LIFESTYLE

Joshua Benjamin Jeyaretnam - A Life of and for Law


On 9 November 1988, my father moved my call before Justice F A Chua. It was his first appearance back in Court after the historic decision of the Privy Council that restored him to the rolls. Taking place only 10 days after my wife and I were married, it was one among a brief confluence of happy events that was all too rare in his life, once he had made the decision to enter politics.

The Courtroom was a second home to him - not just as judge and advocate, but as litigant and accused. His approach to law was informed by the belief that law is not just an expression of power but a restraint on it. This had three implications. First, his starting point was that law makers were stuck with the words they had chosen, and a Court should not be too quick to find a meaning that might better effect legislative intent. Second, practising law was all about giving voice to, and finding a remedy for, those at the margins. Third, an advocate's primary quality is tenacity, for without tenacity he will not give sufficient to his client's cause.

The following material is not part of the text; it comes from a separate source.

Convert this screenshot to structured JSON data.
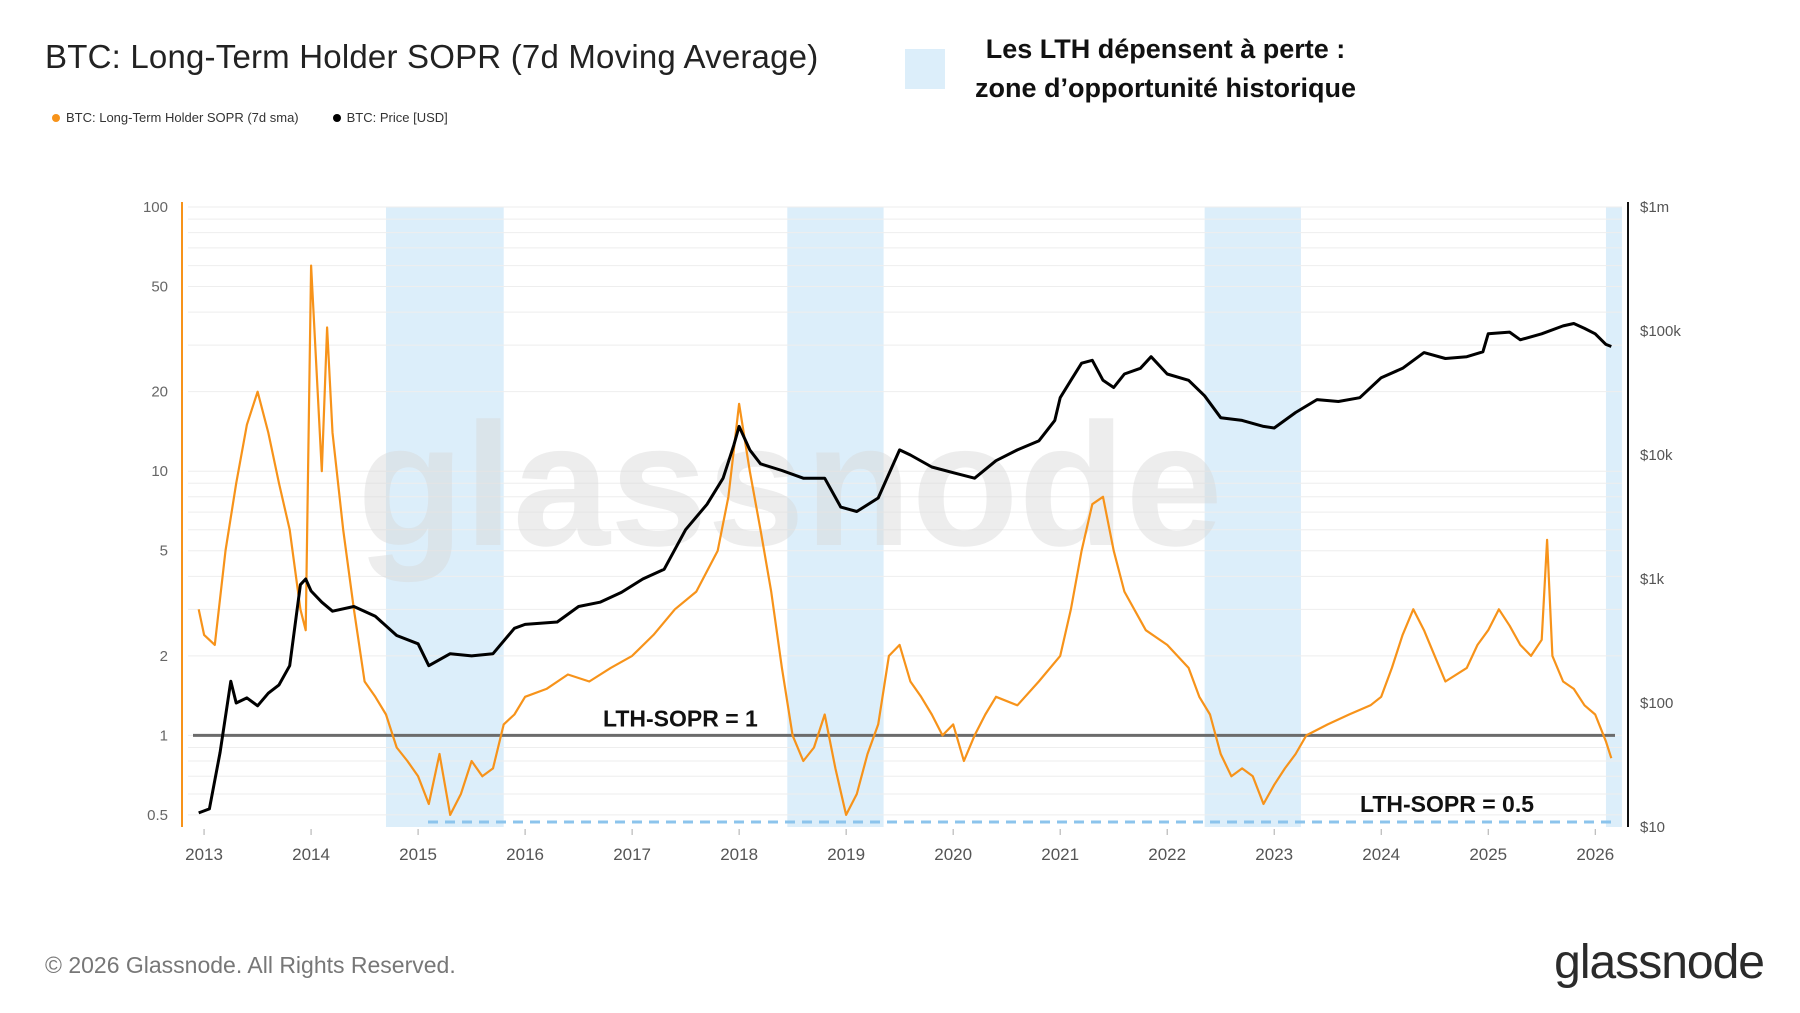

The first principle he exemplified both as judge and advocate. As a young magistrate, in the midst of the government's anti-opium crusade he held that a man could not be convicted of 'frequenting' opium dens, if the evidence showed he went to such a place only once. As an advocate, in the early days of road use restrictions, he secured an acquittal for a police inspector who had entered the Restricted Zone without a licence, on the ground that there was no statutory authority for the imposition of a fine. The second was a principle he exemplified everyday of his practice. For example, government servants who considered themselves wrongly dismissed from service flocked to him, and he had many notable successes, including the reinstatement of a young police inspector, Ling How Doong, who later became a lawyer and opposition politician. His tenacity, the third of these key features, was perhaps most clearly demonstrated in the notorious coffee shop murder, when even after full confessions of the three accused had been admitted after a voir dire - in other words, the Court had already concluded that they were made voluntarily - he kept going, turning up evidence of a boast by another prisoner to have been responsible, and then persuading the prosecutor to have the fingerprint evidence compared against that other man's fingerprints. The prosecution withdrew the case, as the confessions of the accused had been thrown into complete doubt.

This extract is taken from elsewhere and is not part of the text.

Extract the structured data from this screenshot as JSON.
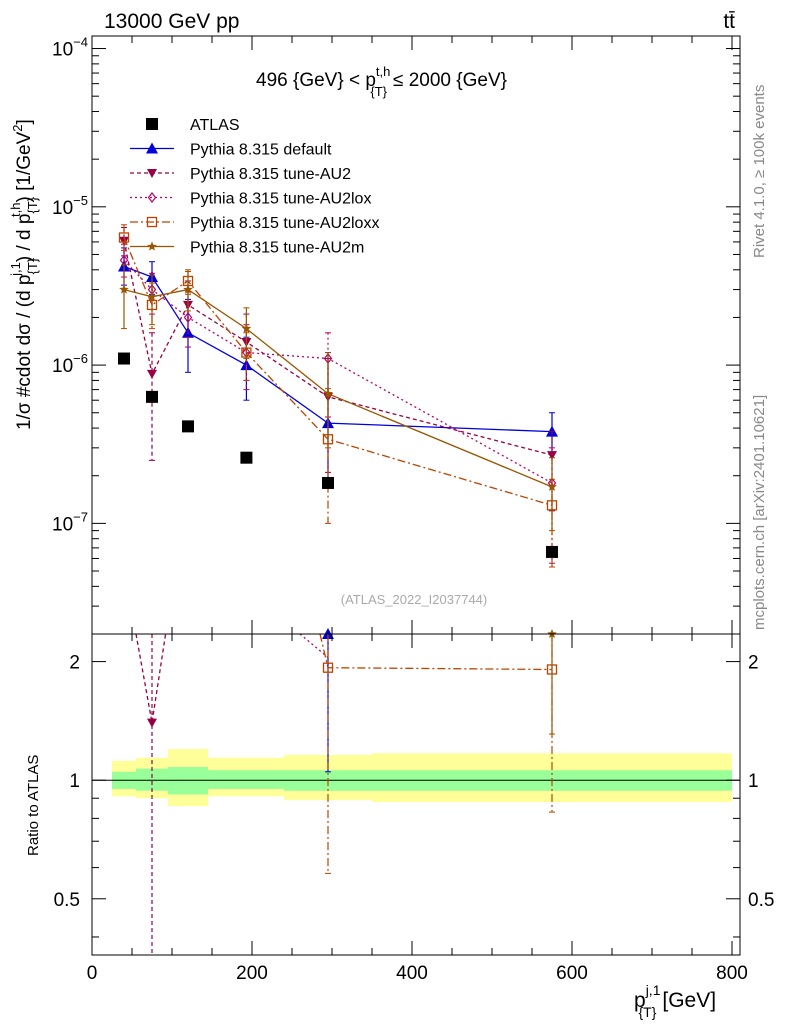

His political career was in many ways an extension of his legal ideals - closest to his heart were due process, fairness and constitutionality. He had an unshakable faith in the rational capacity of humankind - that people will respond to reasoned argument. This underpinned both his optimism as an advocate and litigant and his belief in democracy, in the will of the people.

It was a hard and lonely life. I glimpsed his isolation from time to time. Once in the late eighties, a senior lawyer chatted with me at a cocktail party until the precise moment when a society photographer appeared, at which point he disappeared without trace - fear of association at one remove. In that moment, I understood a fraction of the uneasy nervousness my father's politics provoked, even among people who by dint of their training should have known better. In spite of this, he counted many lawyers among his good friends, and he believed in the redemptive and civilising effect of a just legal system throughout his life.

A man looks to his father as an example. In my case, I've found one of my surest guides to be the memory of how he behaved to those around him - wife, children, parents, friends, those in need. A memory of how he conducted himself will often serve to curb my natural impatience, or hold me back from harsh judgment and lead me toward a greater generosity of spirit.

Away from the glare of public life, he was very much a family man, taking on responsibilities not only to his immediate family, but to an extended family, that in the Asian way, came to encompass not just those related by blood, but many young people who looked to him for counsel.

Where did he get the strength? The answer to this question, so often asked of me, lies in his religious conviction, that he had to dedicate his life to serve God, and that the way to serve God was to serve one's fellow man, especially the weakest in society. His faith gave him a place to park his troubles, but also determined his mission. The law, and politics, were for him about how to protect the weakest in society. Nothing could deter him from that mission, for, as he once memorably said, 'No force outside a person can destroy that person' - fear comes only from within. Conquer that fear, and all is possible.